Aim: To determine whether adolescent alcohol use and/or other adolescent health risk behaviour predisposes to alcohol dependence in young adulthood.
Design: Seven-wave cohort study over 6 years.
Participant: A community sample of almost two thousand individuals followed from ages 14-15 to 20-21 years.
Outcome measure: Diagnostic and Statistical Manual volume IV (DSM-IV) alcohol dependence in participants aged 20-21 years and drinking three or more times a week.
Findings: Approximately 90% of participants consumed alcohol by age 20 years, 4.7% fulfilling DSM-IV alcohol dependence criteria. Alcohol dependence in young adults was preceded by higher persisting teenage rates of frequent drinking [odds ratio (OR) 8.1, 95% confidence interval (CI) 4.2, 16], binge drinking (OR 6.7, 95% CI 3.6, 12), alcohol-related injuries (OR 4.5 95% CI 1.9, 11), intense drinking (OR 4.8, 95% CI 2.6, 8.7), high dose tobacco use (OR 5.5, 95% CI 2.3, 13) and antisocial behaviour (OR 5.9, 95% CI 3.3, 11). After adjustment for other teenage predictors frequent drinking (OR 3.1, 95% CI 1.2, 7.7) and antisocial behaviour (OR 2.4, 95% CI 1.2, 5.1) held persisting independent associations with later alcohol dependence. There were no prospective associations found with emotional disturbance in adolescence.
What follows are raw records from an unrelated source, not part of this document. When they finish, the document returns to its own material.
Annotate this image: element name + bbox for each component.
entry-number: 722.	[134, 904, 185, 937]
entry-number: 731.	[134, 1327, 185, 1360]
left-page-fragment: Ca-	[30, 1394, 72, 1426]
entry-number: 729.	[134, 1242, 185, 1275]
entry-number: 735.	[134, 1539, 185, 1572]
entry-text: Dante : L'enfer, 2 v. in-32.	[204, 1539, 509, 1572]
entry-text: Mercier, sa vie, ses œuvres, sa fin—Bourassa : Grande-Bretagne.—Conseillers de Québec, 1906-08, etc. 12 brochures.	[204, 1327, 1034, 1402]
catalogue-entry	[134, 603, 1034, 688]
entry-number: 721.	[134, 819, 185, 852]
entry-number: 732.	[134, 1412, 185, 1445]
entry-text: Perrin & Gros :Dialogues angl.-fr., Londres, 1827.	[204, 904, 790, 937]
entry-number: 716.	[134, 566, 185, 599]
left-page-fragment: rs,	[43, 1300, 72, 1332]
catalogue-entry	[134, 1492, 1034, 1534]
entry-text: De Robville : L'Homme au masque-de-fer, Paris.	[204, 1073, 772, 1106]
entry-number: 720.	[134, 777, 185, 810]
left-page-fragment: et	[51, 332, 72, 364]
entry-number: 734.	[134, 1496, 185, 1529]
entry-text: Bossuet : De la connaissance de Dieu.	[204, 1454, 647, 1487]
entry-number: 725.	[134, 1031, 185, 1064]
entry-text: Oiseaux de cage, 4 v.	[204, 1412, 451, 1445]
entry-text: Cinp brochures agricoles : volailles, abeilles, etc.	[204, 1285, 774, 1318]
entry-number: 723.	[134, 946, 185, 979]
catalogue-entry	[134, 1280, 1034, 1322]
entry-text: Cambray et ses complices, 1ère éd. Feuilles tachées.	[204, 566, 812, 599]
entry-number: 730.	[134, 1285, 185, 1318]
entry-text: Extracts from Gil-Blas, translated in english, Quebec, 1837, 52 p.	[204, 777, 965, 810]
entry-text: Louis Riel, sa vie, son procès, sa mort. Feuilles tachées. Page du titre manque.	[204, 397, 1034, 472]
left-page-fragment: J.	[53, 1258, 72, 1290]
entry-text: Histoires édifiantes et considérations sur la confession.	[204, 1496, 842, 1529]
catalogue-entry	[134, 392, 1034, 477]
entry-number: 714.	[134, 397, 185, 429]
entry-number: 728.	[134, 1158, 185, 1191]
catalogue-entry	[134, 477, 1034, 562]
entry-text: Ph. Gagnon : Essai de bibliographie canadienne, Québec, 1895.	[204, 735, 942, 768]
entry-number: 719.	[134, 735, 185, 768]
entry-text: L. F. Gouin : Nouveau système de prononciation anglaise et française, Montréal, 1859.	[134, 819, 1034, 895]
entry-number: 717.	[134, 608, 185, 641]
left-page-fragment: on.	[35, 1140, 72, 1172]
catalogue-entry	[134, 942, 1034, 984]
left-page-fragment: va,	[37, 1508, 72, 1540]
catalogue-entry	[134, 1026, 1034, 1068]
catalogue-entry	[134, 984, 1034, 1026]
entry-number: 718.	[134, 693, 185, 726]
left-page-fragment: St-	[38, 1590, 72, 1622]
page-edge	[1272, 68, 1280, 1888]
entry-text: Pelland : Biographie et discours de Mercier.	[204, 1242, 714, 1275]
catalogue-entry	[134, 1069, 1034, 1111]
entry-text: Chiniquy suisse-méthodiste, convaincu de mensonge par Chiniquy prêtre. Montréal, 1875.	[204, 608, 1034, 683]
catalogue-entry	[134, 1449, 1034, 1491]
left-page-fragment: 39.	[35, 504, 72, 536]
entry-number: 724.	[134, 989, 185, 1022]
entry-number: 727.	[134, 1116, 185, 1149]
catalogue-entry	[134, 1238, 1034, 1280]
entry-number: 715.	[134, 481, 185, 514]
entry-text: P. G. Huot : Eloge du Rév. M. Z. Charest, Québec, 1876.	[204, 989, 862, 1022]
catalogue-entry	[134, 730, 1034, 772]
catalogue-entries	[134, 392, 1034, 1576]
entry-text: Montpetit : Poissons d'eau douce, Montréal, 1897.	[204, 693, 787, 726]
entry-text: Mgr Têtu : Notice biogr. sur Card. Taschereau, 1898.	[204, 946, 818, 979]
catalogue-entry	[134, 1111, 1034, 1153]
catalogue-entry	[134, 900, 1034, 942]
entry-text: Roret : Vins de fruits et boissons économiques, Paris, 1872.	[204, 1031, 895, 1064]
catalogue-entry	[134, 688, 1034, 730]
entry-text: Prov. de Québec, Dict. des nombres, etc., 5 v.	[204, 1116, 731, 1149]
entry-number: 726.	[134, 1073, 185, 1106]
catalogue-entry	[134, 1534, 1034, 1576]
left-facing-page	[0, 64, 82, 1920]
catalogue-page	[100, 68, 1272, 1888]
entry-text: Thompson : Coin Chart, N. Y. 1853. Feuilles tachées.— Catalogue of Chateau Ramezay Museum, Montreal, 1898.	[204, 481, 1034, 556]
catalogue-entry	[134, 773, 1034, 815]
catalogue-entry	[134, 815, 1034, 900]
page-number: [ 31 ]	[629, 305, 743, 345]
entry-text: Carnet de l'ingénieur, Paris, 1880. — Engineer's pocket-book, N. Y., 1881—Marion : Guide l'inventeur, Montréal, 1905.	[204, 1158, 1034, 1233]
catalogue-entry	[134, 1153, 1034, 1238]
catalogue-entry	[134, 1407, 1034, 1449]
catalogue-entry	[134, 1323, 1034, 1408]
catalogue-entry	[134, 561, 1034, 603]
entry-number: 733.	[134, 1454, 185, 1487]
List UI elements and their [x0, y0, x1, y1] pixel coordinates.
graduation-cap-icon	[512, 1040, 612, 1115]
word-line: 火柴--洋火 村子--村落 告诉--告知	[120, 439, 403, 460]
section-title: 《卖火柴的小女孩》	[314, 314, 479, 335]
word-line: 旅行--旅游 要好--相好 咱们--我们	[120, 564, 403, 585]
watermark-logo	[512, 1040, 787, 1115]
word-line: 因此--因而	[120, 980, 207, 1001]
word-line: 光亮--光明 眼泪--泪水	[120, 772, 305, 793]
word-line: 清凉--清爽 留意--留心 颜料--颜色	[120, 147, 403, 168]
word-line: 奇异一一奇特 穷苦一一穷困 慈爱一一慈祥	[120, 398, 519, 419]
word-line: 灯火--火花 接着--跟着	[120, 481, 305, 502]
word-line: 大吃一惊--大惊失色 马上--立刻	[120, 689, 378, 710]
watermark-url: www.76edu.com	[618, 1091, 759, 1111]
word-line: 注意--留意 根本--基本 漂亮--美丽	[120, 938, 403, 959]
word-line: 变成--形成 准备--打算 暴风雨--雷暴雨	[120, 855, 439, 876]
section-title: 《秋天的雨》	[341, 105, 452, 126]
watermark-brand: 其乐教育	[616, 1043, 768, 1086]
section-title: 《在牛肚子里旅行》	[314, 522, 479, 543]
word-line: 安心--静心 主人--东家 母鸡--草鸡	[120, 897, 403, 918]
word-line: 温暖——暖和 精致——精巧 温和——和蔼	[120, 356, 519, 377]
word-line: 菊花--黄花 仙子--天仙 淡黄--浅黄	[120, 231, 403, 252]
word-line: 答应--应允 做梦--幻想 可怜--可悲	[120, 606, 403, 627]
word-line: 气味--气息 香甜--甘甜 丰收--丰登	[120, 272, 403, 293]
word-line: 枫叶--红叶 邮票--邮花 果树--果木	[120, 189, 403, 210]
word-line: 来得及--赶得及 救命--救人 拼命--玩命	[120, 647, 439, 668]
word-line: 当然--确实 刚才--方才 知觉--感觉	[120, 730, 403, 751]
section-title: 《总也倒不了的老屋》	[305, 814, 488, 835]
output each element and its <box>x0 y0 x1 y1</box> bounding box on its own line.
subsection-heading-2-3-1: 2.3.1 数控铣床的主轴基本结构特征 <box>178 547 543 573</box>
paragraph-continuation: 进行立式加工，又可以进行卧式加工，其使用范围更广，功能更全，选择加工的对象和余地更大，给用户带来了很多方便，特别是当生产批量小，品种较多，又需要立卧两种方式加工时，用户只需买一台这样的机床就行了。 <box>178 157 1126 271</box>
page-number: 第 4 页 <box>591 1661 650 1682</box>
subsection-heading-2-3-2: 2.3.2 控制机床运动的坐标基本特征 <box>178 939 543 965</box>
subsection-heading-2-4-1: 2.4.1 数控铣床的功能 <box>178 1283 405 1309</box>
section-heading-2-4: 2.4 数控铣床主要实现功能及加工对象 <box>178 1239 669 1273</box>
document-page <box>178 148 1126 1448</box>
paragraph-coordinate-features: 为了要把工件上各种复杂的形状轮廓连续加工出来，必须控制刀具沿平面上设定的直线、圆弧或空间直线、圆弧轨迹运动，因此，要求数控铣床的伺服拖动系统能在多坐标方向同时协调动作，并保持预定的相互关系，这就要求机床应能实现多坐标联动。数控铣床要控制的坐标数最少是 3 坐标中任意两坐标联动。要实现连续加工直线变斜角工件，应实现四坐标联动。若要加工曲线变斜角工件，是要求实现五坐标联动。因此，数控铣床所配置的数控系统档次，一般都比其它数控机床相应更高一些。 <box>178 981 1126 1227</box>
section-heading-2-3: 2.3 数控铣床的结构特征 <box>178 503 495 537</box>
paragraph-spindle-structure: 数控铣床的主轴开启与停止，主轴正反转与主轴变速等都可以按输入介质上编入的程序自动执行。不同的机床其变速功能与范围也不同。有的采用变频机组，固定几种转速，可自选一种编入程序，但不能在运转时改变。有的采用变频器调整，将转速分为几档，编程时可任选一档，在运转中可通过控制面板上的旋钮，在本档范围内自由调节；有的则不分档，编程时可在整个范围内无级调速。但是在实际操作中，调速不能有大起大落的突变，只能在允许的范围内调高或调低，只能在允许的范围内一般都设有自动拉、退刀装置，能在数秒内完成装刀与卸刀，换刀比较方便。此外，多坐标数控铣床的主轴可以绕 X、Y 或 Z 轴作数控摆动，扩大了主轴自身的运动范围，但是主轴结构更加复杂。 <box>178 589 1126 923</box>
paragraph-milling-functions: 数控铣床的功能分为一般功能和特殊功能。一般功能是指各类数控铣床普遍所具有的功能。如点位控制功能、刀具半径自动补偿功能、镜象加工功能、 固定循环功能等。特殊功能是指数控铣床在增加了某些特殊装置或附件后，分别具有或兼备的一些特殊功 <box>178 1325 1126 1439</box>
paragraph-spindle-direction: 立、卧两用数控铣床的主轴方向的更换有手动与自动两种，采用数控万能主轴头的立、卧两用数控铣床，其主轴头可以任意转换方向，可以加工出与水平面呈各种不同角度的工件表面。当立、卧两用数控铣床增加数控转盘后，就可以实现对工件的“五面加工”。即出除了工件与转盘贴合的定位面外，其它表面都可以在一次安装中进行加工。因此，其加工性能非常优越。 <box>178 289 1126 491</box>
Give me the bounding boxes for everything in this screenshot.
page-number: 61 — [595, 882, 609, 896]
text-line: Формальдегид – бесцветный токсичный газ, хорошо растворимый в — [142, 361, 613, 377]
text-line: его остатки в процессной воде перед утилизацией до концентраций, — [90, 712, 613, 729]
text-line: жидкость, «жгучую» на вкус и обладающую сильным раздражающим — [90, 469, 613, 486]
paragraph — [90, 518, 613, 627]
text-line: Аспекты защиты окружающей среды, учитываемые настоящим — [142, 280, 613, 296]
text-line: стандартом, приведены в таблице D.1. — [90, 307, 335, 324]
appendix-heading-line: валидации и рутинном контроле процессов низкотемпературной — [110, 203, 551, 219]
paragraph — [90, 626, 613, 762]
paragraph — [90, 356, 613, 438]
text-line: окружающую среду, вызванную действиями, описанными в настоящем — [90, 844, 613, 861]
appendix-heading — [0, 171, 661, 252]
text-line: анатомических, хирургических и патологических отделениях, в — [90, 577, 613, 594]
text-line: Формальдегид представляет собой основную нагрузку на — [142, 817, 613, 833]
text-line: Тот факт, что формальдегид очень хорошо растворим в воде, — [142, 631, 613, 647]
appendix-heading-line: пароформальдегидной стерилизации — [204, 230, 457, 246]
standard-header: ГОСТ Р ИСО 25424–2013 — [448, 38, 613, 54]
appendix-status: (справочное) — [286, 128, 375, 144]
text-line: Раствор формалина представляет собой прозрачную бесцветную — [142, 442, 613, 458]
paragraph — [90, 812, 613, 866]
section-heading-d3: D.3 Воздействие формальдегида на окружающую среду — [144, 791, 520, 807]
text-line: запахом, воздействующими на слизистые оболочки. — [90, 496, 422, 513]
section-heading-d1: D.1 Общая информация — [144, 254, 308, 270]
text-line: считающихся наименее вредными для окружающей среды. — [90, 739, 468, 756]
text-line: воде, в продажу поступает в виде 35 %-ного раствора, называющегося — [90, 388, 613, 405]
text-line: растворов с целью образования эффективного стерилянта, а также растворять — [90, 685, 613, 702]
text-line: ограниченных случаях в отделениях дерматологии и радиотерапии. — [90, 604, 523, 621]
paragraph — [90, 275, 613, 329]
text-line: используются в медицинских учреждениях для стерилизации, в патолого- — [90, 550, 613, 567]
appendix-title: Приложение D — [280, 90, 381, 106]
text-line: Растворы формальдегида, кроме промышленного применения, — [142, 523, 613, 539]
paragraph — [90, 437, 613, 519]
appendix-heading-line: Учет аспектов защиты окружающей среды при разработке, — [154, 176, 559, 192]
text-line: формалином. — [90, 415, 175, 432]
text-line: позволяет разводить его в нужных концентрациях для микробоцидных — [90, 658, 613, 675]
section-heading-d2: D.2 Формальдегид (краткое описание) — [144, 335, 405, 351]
Conclusion: Teenage drinking patterns and other health risk behaviours in adolescence predicted alcohol dependence in adulthood. Prevention and early intervention initiatives to reduce longer-term alcohol-related harm therefore need to address the factors, including alcohol supply, that influence teenage consumption and in particular high-risk drinking patterns.